Beranjak dari adanya potensi nagari yang dinilai dapat dikembangkan sehingga menggerakkan pemerintah nagari bergerak cepat dalam merespon sosialisasi itu, katanya.

"Kami jemput bola untuk mencari tau tentang hal-hal dalam pembentukan BUMDes, dengan meminta pendampingan lebih lanjut dari pemerintah Dharmasraya waktu itu," ujarnya.

Dia menjelaskan, pertengahan 2015 wacana pembentukan BUMDes mulai digulirkan bersama aparatur nagari, Badan Musyawarah (Bamus), tokoh masyarakat, dan masyarakat itu sendiri.

"Selama berapa bulan hanya sebatas obrolan kecil dengan beberapa tokoh masyarakat," sebutnya.

Selanjutnya, pada Desember 2015 mulai menemukan titik dengan adanya kesepakatan antara pemerintah nagari dan Bamus untuk merancang Peraturan Nagari (Pernag) sebagai dasar pembentukan BUMDes.

Muaranya pada 4 April 2016 Nagari Koto Ranah melahirkan Pernag No 1 Tahun 2016 tentang Pembentukan BUMDes "Koto Ranah Sakti".

"Berkat dukungan pemerintah, Bamus, dan masyarakat dasar pembentukan BUMDes telah dimiliki sebagai acuan dalam mengembangkan usaha-usaha," sebut dia.

Di dalam Pernag itu BUMDes memiliki tujuh unit usaha, diantaranya unit pelayan umum, unit penyewaan, unit perantara, unit perdagangan, unit keuangan simpan pinjam, Unit Usaha Bersama, dan uni pemborong atau pengembang.

Dari tujuh unit, ungkap dia, pada tahun pertama BUMDes Koto Ranah Sakti hanya memfokuskan pengembangan satu unit usaha terlebih dahulu, yakni perdagangan.

Sebab di dalam Pernag No 1 Tahun 2016 pasal 10 ayat 1 poin (a) tentang pengembangan usaha menjelaskan, pemilihan usaha BUMDes dilakukan melalui musyawarah nagari, dan poin (b) pengembangan BUMDes dapat dikembangkan sesuai dengan potensi kemampuan yang ada.

"Kesepakatan bersama tahun pertama kami fokus untuk pengelolaan usaha perdagangan, jika ini berhasil maka unit yang lain akan menyusul," tambah dia.

Dia mengatakan, pemerintah nagari mengalokasikan anggaran sebanyak Rp150 juta pada 2016 sebagai permodalan awal pengelolaan unit usaha perdagangan.

Pelaksanaan BUMDes ini akan mulai dioperasikan pertengahan Mei 2016.

"Tunggu apa lagi, peraturan sudah ada, modal ada.

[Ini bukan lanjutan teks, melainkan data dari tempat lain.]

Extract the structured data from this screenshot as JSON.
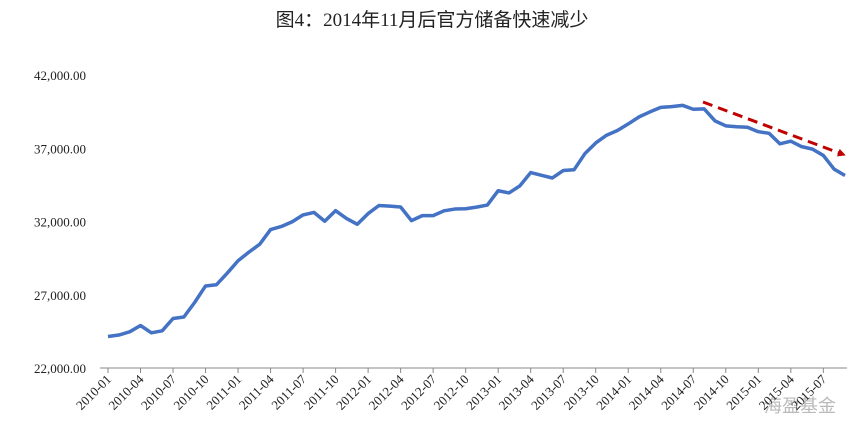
{
  "chart_data": {
    "type": "line",
    "title": "图4：2014年11月后官方储备快速减少",
    "categories": [
      "2010-01",
      null,
      null,
      "2010-04",
      null,
      null,
      "2010-07",
      null,
      null,
      "2010-10",
      null,
      null,
      "2011-01",
      null,
      null,
      "2011-04",
      null,
      null,
      "2011-07",
      null,
      null,
      "2011-10",
      null,
      null,
      "2012-01",
      null,
      null,
      "2012-04",
      null,
      null,
      "2012-07",
      null,
      null,
      "2012-10",
      null,
      null,
      "2013-01",
      null,
      null,
      "2013-04",
      null,
      null,
      "2013-07",
      null,
      null,
      "2013-10",
      null,
      null,
      "2014-01",
      null,
      null,
      "2014-04",
      null,
      null,
      "2014-07",
      null,
      null,
      "2014-10",
      null,
      null,
      "2015-01",
      null,
      null,
      "2015-04",
      null,
      null,
      "2015-07",
      null,
      null
    ],
    "values": [
      24150,
      24250,
      24470,
      24900,
      24400,
      24540,
      25380,
      25480,
      26480,
      27600,
      27680,
      28470,
      29320,
      29910,
      30450,
      31450,
      31660,
      31980,
      32450,
      32620,
      32020,
      32740,
      32210,
      31810,
      32540,
      33090,
      33050,
      32990,
      32060,
      32400,
      32400,
      32730,
      32850,
      32870,
      32980,
      33120,
      34100,
      33950,
      34430,
      35340,
      35150,
      34970,
      35480,
      35530,
      36630,
      37360,
      37890,
      38210,
      38660,
      39140,
      39480,
      39790,
      39840,
      39930,
      39660,
      39690,
      38870,
      38530,
      38470,
      38430,
      38130,
      38020,
      37300,
      37480,
      37110,
      36940,
      36510,
      35570,
      35140
    ],
    "color": "#4472c4",
    "ylim": [
      22000,
      42000
    ],
    "yticks": [
      {
        "value": 22000,
        "label": "22,000.00"
      },
      {
        "value": 27000,
        "label": "27,000.00"
      },
      {
        "value": 32000,
        "label": "32,000.00"
      },
      {
        "value": 37000,
        "label": "37,000.00"
      },
      {
        "value": 42000,
        "label": "42,000.00"
      }
    ],
    "grid": false,
    "watermark": "海盈基金"
  }
}
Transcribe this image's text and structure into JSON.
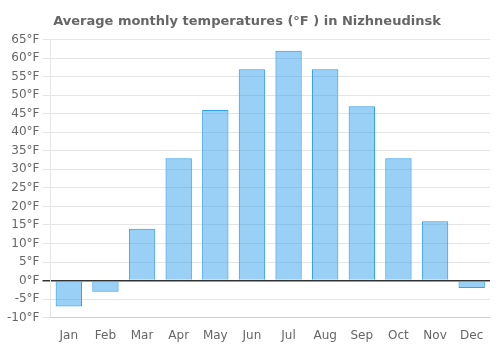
{
  "chart_data": {
    "type": "bar",
    "title": "Average monthly temperatures (°F ) in Nizhneudinsk",
    "categories": [
      "Jan",
      "Feb",
      "Mar",
      "Apr",
      "May",
      "Jun",
      "Jul",
      "Aug",
      "Sep",
      "Oct",
      "Nov",
      "Dec"
    ],
    "values": [
      -7,
      -3,
      14,
      33,
      46,
      57,
      62,
      57,
      47,
      33,
      16,
      -2
    ],
    "ylim": [
      -10,
      65
    ],
    "yticks": [
      {
        "value": -10,
        "label": "-10°F"
      },
      {
        "value": -5,
        "label": "-5°F"
      },
      {
        "value": 0,
        "label": "0°F"
      },
      {
        "value": 5,
        "label": "5°F"
      },
      {
        "value": 10,
        "label": "10°F"
      },
      {
        "value": 15,
        "label": "15°F"
      },
      {
        "value": 20,
        "label": "20°F"
      },
      {
        "value": 25,
        "label": "25°F"
      },
      {
        "value": 30,
        "label": "30°F"
      },
      {
        "value": 35,
        "label": "35°F"
      },
      {
        "value": 40,
        "label": "40°F"
      },
      {
        "value": 45,
        "label": "45°F"
      },
      {
        "value": 50,
        "label": "50°F"
      },
      {
        "value": 55,
        "label": "55°F"
      },
      {
        "value": 60,
        "label": "60°F"
      },
      {
        "value": 65,
        "label": "65°F"
      }
    ],
    "grid": true
  }
}
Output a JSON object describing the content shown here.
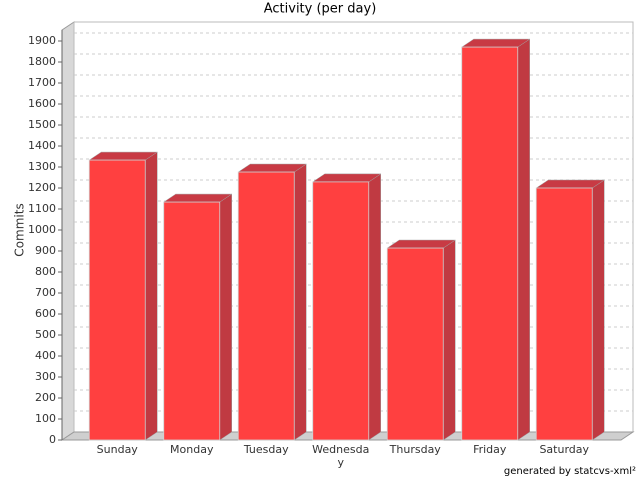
{
  "chart_data": {
    "type": "bar3d",
    "title": "Activity (per day)",
    "y_label": "Commits",
    "footnote": "generated by statcvs-xml²",
    "categories": [
      "Sunday",
      "Monday",
      "Tuesday",
      "Wednesday",
      "Thursday",
      "Friday",
      "Saturday"
    ],
    "values": [
      1333,
      1133,
      1276,
      1229,
      914,
      1871,
      1200
    ],
    "color": "#ff4040",
    "ylim": [
      0,
      1950
    ],
    "yticks": [
      0,
      100,
      200,
      300,
      400,
      500,
      600,
      700,
      800,
      900,
      1000,
      1100,
      1200,
      1300,
      1400,
      1500,
      1600,
      1700,
      1800,
      1900
    ],
    "grid": true
  }
}
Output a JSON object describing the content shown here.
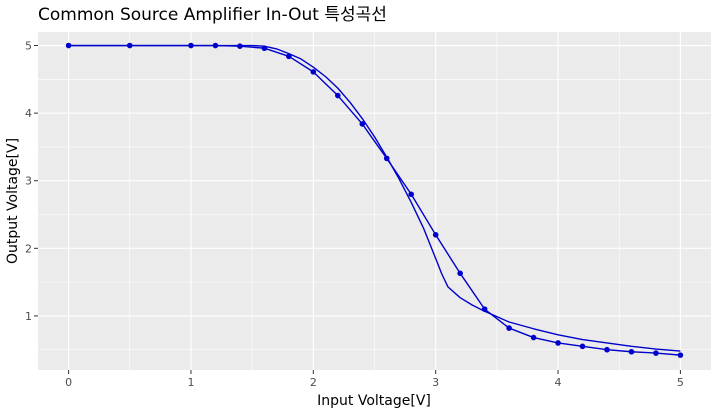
{
  "chart_data": {
    "type": "line",
    "title": "Common Source Amplifier In-Out 특성곡선",
    "xlabel": "Input Voltage[V]",
    "ylabel": "Output Voltage[V]",
    "xlim": [
      -0.25,
      5.25
    ],
    "ylim": [
      0.2,
      5.2
    ],
    "x_ticks": [
      0,
      1,
      2,
      3,
      4,
      5
    ],
    "y_ticks": [
      1,
      2,
      3,
      4,
      5
    ],
    "grid": true,
    "colors": {
      "panel": "#ebebeb",
      "grid": "#ffffff",
      "series": "#0000cc",
      "tick": "#4d4d4d"
    },
    "series": [
      {
        "style": "line+points",
        "x": [
          0,
          0.5,
          1,
          1.2,
          1.4,
          1.6,
          1.8,
          2.0,
          2.2,
          2.4,
          2.6,
          2.8,
          3.0,
          3.2,
          3.4,
          3.6,
          3.8,
          4.0,
          4.2,
          4.4,
          4.6,
          4.8,
          5.0
        ],
        "y": [
          5.0,
          5.0,
          5.0,
          5.0,
          4.99,
          4.96,
          4.84,
          4.61,
          4.26,
          3.84,
          3.33,
          2.8,
          2.2,
          1.63,
          1.1,
          0.82,
          0.68,
          0.6,
          0.55,
          0.5,
          0.47,
          0.45,
          0.42
        ]
      },
      {
        "style": "smooth-line",
        "x": [
          0,
          1.0,
          1.4,
          1.5,
          1.6,
          1.7,
          1.8,
          1.9,
          2.0,
          2.1,
          2.2,
          2.3,
          2.4,
          2.5,
          2.6,
          2.7,
          2.8,
          2.9,
          3.0,
          3.05,
          3.1,
          3.2,
          3.3,
          3.4,
          3.5,
          3.6,
          3.8,
          4.0,
          4.2,
          4.4,
          4.6,
          4.8,
          5.0
        ],
        "y": [
          5.0,
          5.0,
          5.0,
          5.0,
          4.99,
          4.95,
          4.88,
          4.8,
          4.68,
          4.54,
          4.37,
          4.16,
          3.92,
          3.65,
          3.35,
          3.03,
          2.68,
          2.3,
          1.85,
          1.62,
          1.43,
          1.27,
          1.16,
          1.07,
          0.99,
          0.91,
          0.81,
          0.72,
          0.65,
          0.6,
          0.55,
          0.51,
          0.48
        ]
      }
    ]
  }
}
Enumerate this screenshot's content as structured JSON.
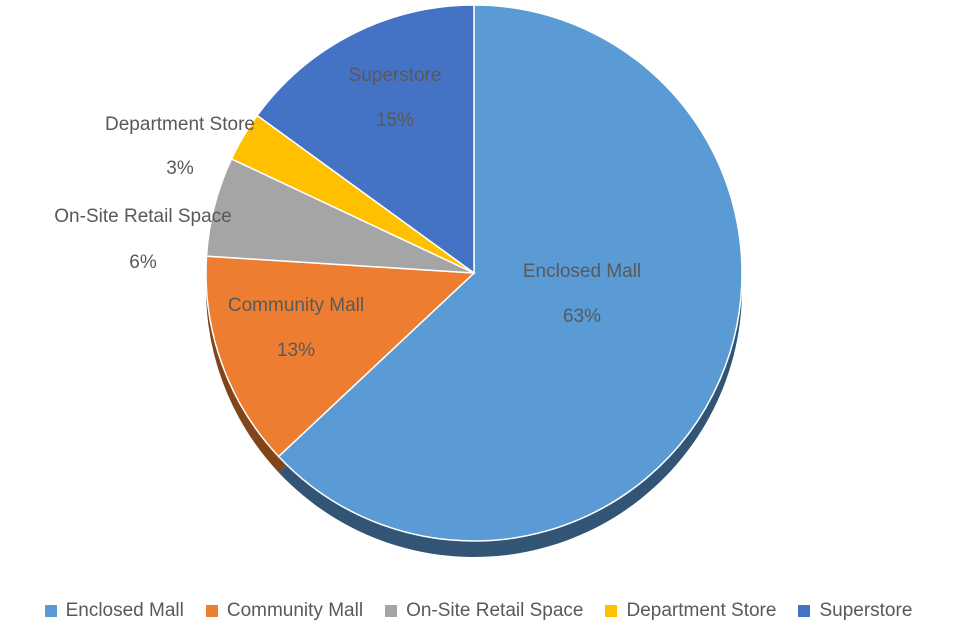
{
  "chart_data": {
    "type": "pie",
    "slices": [
      {
        "label": "Enclosed Mall",
        "value": 63,
        "value_label": "63%",
        "color": "#5B9BD5"
      },
      {
        "label": "Community Mall",
        "value": 13,
        "value_label": "13%",
        "color": "#ED7D31"
      },
      {
        "label": "On-Site Retail Space",
        "value": 6,
        "value_label": "6%",
        "color": "#A5A5A5"
      },
      {
        "label": "Department Store",
        "value": 3,
        "value_label": "3%",
        "color": "#FFC000"
      },
      {
        "label": "Superstore",
        "value": 15,
        "value_label": "15%",
        "color": "#4472C4"
      }
    ],
    "legend_position": "bottom",
    "style": "3d-tilted pie with drop shadow"
  }
}
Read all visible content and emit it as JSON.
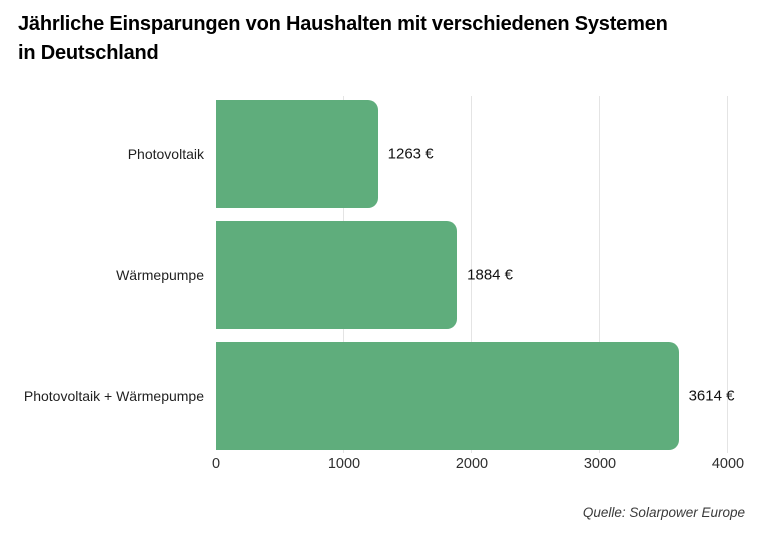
{
  "title": {
    "line1": "Jährliche Einsparungen von Haushalten mit verschiedenen Systemen",
    "line2": "in Deutschland"
  },
  "source": "Quelle: Solarpower Europe",
  "colors": {
    "bar": "#5fad7c",
    "gridline": "#e4e4e4",
    "title": "#000000",
    "category_label": "#1f1f1f",
    "value_label": "#111111",
    "tick_label": "#2e2e2e",
    "source_text": "#3a3a3a",
    "background": "#ffffff"
  },
  "chart_data": {
    "type": "bar",
    "orientation": "horizontal",
    "title": "Jährliche Einsparungen von Haushalten mit verschiedenen Systemen in Deutschland",
    "categories": [
      "Photovoltaik",
      "Wärmepumpe",
      "Photovoltaik + Wärmepumpe"
    ],
    "values": [
      1263,
      1884,
      3614
    ],
    "value_labels": [
      "1263 €",
      "1884 €",
      "3614 €"
    ],
    "xlabel": "",
    "ylabel": "",
    "xlim": [
      0,
      4000
    ],
    "xticks": [
      0,
      1000,
      2000,
      3000,
      4000
    ],
    "xtick_labels": [
      "0",
      "1000",
      "2000",
      "3000",
      "4000"
    ],
    "grid": "vertical-gridlines-at-ticks-except-zero",
    "legend": "none",
    "source": "Quelle: Solarpower Europe"
  }
}
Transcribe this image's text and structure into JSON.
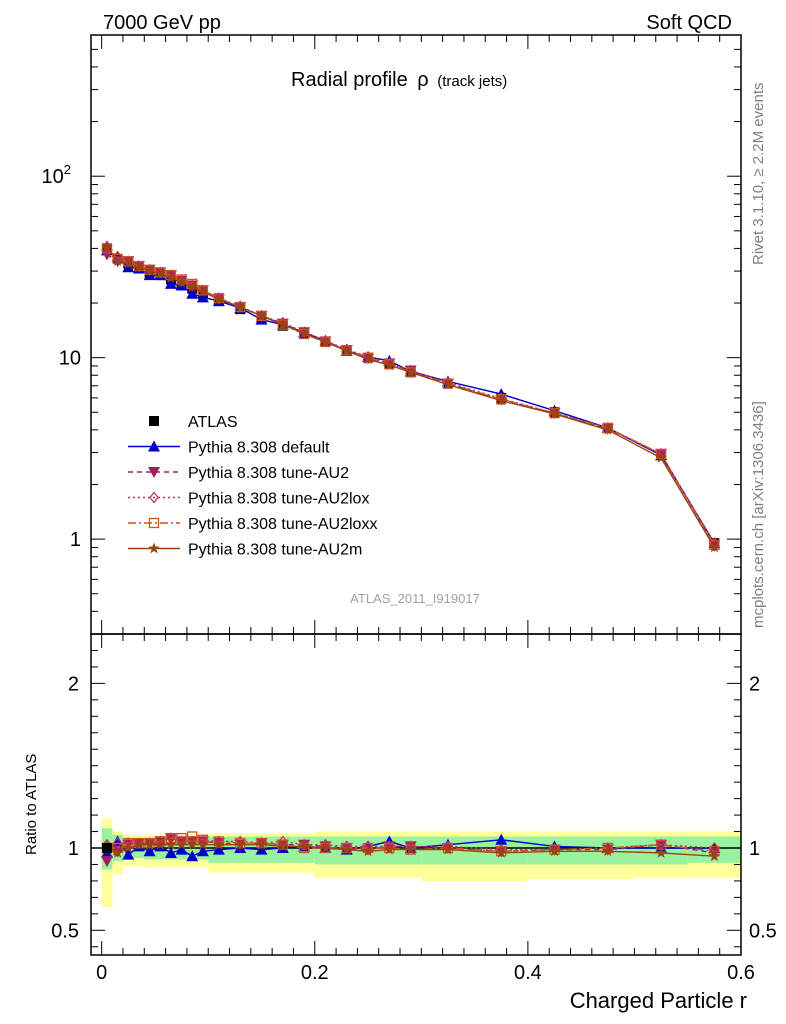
{
  "header": {
    "left": "7000 GeV pp",
    "right": "Soft QCD"
  },
  "side_labels": {
    "top": "Rivet 3.1.10, ≥ 2.2M events",
    "bottom": "mcplots.cern.ch [arXiv:1306.3436]"
  },
  "title": {
    "main": "Radial profile",
    "symbol": "ρ",
    "sub": "(track jets)"
  },
  "watermark": "ATLAS_2011_I919017",
  "chart_data": [
    {
      "type": "line",
      "panel": "main",
      "yscale": "log",
      "xlim": [
        -0.01,
        0.6
      ],
      "ylim": [
        0.3,
        600
      ],
      "ytick_labels": [
        {
          "value": 1,
          "label": "1"
        },
        {
          "value": 10,
          "label": "10"
        },
        {
          "value": 100,
          "label": "10",
          "exponent": "2"
        }
      ],
      "x": [
        0.005,
        0.015,
        0.025,
        0.035,
        0.045,
        0.055,
        0.065,
        0.075,
        0.085,
        0.095,
        0.11,
        0.13,
        0.15,
        0.17,
        0.19,
        0.21,
        0.23,
        0.25,
        0.27,
        0.29,
        0.325,
        0.375,
        0.425,
        0.475,
        0.525,
        0.575
      ],
      "series": [
        {
          "name": "ATLAS",
          "color": "#000000",
          "marker": "square",
          "dash": "none",
          "values": [
            40,
            35,
            33,
            31,
            29.5,
            28.5,
            27,
            25.5,
            24,
            22.5,
            20.5,
            18.5,
            16.5,
            15,
            13.5,
            12.2,
            11,
            10,
            9.2,
            8.4,
            7.2,
            6,
            5,
            4.1,
            2.9,
            0.95
          ]
        },
        {
          "name": "Pythia 8.308 default",
          "color": "#0000cc",
          "marker": "triangle-up",
          "dash": "none",
          "values": [
            39,
            36,
            31.5,
            31,
            28.5,
            28.5,
            25.5,
            25,
            22.5,
            21.5,
            20.5,
            18.8,
            16.2,
            15.2,
            13.8,
            12.4,
            10.9,
            10.1,
            9.6,
            8.4,
            7.4,
            6.3,
            5.1,
            4.1,
            2.9,
            0.95
          ]
        },
        {
          "name": "Pythia 8.308 tune-AU2",
          "color": "#a0205a",
          "marker": "triangle-down",
          "dash": "5,4",
          "values": [
            37,
            34,
            34,
            32,
            30.5,
            29.5,
            28.5,
            26.5,
            25,
            23.5,
            21,
            19,
            17,
            15.4,
            13.8,
            12.3,
            11,
            9.9,
            9.3,
            8.5,
            7.2,
            5.85,
            4.95,
            4.05,
            2.95,
            0.92
          ]
        },
        {
          "name": "Pythia 8.308 tune-AU2lox",
          "color": "#b83060",
          "marker": "diamond",
          "dash": "2,3",
          "values": [
            41,
            36,
            34,
            32,
            30.5,
            29.5,
            28.5,
            26.5,
            25,
            23.5,
            21.3,
            19.2,
            17,
            15.6,
            13.8,
            12.4,
            11.1,
            10.1,
            9.3,
            8.5,
            7.3,
            5.95,
            4.95,
            4.1,
            2.95,
            0.95
          ]
        },
        {
          "name": "Pythia 8.308 tune-AU2loxx",
          "color": "#cc5522",
          "marker": "square-open",
          "dash": "8,3,2,3",
          "values": [
            40,
            35,
            34,
            32,
            30.5,
            29.5,
            28.5,
            27,
            25.5,
            23.5,
            21.3,
            19,
            17,
            15.2,
            13.5,
            12.2,
            11,
            10,
            9.2,
            8.3,
            7.2,
            5.9,
            4.95,
            4.1,
            2.95,
            0.93
          ]
        },
        {
          "name": "Pythia 8.308 tune-AU2m",
          "color": "#994411",
          "marker": "star",
          "dash": "none",
          "values": [
            40.5,
            34,
            33,
            31.5,
            30,
            29,
            27.5,
            26,
            24.5,
            23,
            21,
            19,
            17,
            15.2,
            13.6,
            12.2,
            10.9,
            9.8,
            9.1,
            8.3,
            7.1,
            5.8,
            4.9,
            4,
            2.8,
            0.9
          ]
        }
      ]
    },
    {
      "type": "line",
      "panel": "ratio",
      "xlim": [
        -0.01,
        0.6
      ],
      "ylim": [
        0.35,
        2.3
      ],
      "ylabel": "Ratio to ATLAS",
      "xlabel": "Charged Particle r",
      "xtick_labels": [
        {
          "value": 0,
          "label": "0"
        },
        {
          "value": 0.2,
          "label": "0.2"
        },
        {
          "value": 0.4,
          "label": "0.4"
        },
        {
          "value": 0.6,
          "label": "0.6"
        }
      ],
      "ytick_labels": [
        {
          "value": 0.5,
          "label": "0.5"
        },
        {
          "value": 1,
          "label": "1"
        },
        {
          "value": 2,
          "label": "2"
        }
      ],
      "band_inner": [
        [
          0.0,
          0.01,
          0.87,
          1.12
        ],
        [
          0.01,
          0.02,
          0.92,
          1.08
        ],
        [
          0.02,
          0.04,
          0.94,
          1.06
        ],
        [
          0.04,
          0.1,
          0.93,
          1.06
        ],
        [
          0.1,
          0.2,
          0.91,
          1.07
        ],
        [
          0.2,
          0.3,
          0.9,
          1.07
        ],
        [
          0.3,
          0.4,
          0.9,
          1.07
        ],
        [
          0.4,
          0.5,
          0.9,
          1.07
        ],
        [
          0.5,
          0.55,
          0.9,
          1.07
        ],
        [
          0.55,
          0.6,
          0.91,
          1.07
        ]
      ],
      "band_outer": [
        [
          0.0,
          0.01,
          0.64,
          1.18
        ],
        [
          0.01,
          0.02,
          0.84,
          1.1
        ],
        [
          0.02,
          0.04,
          0.89,
          1.08
        ],
        [
          0.04,
          0.1,
          0.88,
          1.08
        ],
        [
          0.1,
          0.2,
          0.85,
          1.09
        ],
        [
          0.2,
          0.3,
          0.82,
          1.1
        ],
        [
          0.3,
          0.4,
          0.8,
          1.1
        ],
        [
          0.4,
          0.5,
          0.81,
          1.1
        ],
        [
          0.5,
          0.55,
          0.82,
          1.1
        ],
        [
          0.55,
          0.6,
          0.82,
          1.1
        ]
      ],
      "band_inner_color": "#99f39e",
      "band_outer_color": "#ffff99",
      "series_ratio": [
        {
          "name": "Pythia 8.308 default",
          "values": [
            0.97,
            1.04,
            0.96,
            1.01,
            0.98,
            1.01,
            0.97,
            0.99,
            0.95,
            0.98,
            0.99,
            1.0,
            0.99,
            1.0,
            1.01,
            1.0,
            0.99,
            1.01,
            1.04,
            1.0,
            1.02,
            1.05,
            1.01,
            1.0,
            1.0,
            1.0
          ]
        },
        {
          "name": "Pythia 8.308 tune-AU2",
          "values": [
            0.92,
            0.98,
            1.02,
            1.03,
            1.03,
            1.04,
            1.06,
            1.04,
            1.04,
            1.04,
            1.03,
            1.02,
            1.03,
            1.02,
            1.02,
            1.01,
            1.0,
            0.99,
            1.01,
            1.01,
            1.0,
            0.98,
            0.99,
            0.99,
            1.02,
            0.97
          ]
        },
        {
          "name": "Pythia 8.308 tune-AU2lox",
          "values": [
            1.02,
            1.03,
            1.03,
            1.03,
            1.03,
            1.04,
            1.06,
            1.04,
            1.04,
            1.04,
            1.04,
            1.04,
            1.03,
            1.04,
            1.02,
            1.02,
            1.01,
            1.01,
            1.01,
            1.01,
            1.01,
            0.99,
            0.99,
            1.0,
            1.02,
            1.0
          ]
        },
        {
          "name": "Pythia 8.308 tune-AU2loxx",
          "values": [
            1.0,
            1.0,
            1.03,
            1.03,
            1.03,
            1.04,
            1.06,
            1.06,
            1.07,
            1.05,
            1.04,
            1.03,
            1.03,
            1.02,
            1.0,
            1.0,
            1.0,
            1.0,
            1.0,
            0.99,
            1.0,
            0.98,
            0.99,
            1.0,
            1.02,
            0.98
          ]
        },
        {
          "name": "Pythia 8.308 tune-AU2m",
          "values": [
            1.01,
            0.97,
            1.0,
            1.02,
            1.02,
            1.02,
            1.02,
            1.02,
            1.02,
            1.02,
            1.02,
            1.02,
            1.02,
            1.01,
            1.01,
            1.0,
            0.99,
            0.98,
            0.99,
            0.99,
            0.99,
            0.97,
            0.98,
            0.98,
            0.97,
            0.95
          ]
        }
      ]
    }
  ]
}
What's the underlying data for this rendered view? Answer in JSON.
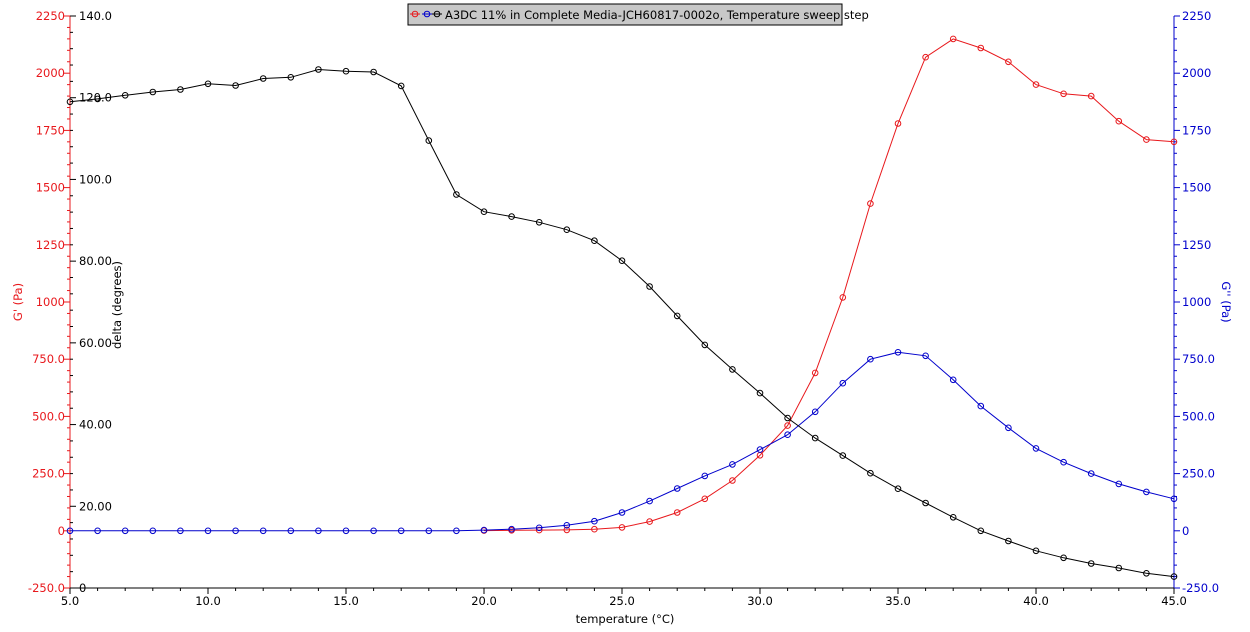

Tinggal bagaimana komitmen bersama untuk menjadikan BUMDes sebagai mestinya," lanjutnya.

Sementara Ketua Bamus Nagari Koto Ranah, Samsul Hadi, mengapresiasi partisipasi masyarakat selama penyusunan regulasi pembentukan BUMDes Koto Ranah Sakti.

Dorongan dan dukungan penuh dari masyarakat dan pemerintah daerah menjadikan proses penyusunan dapat diselesaikan dalam waktu satu bulan, kata dia.

"Tidak ada masalah yang berarti, masyarakat menyambut baik pembentukan BUMDes di Nagari Koto Ranah," ungkapnya.

Melalui BUMDes masyarakat serta aparatur nagari terus dimotivasi, disadarkan dan dipersiapkan agar nagari dapat berdiri di kakinya sendiri.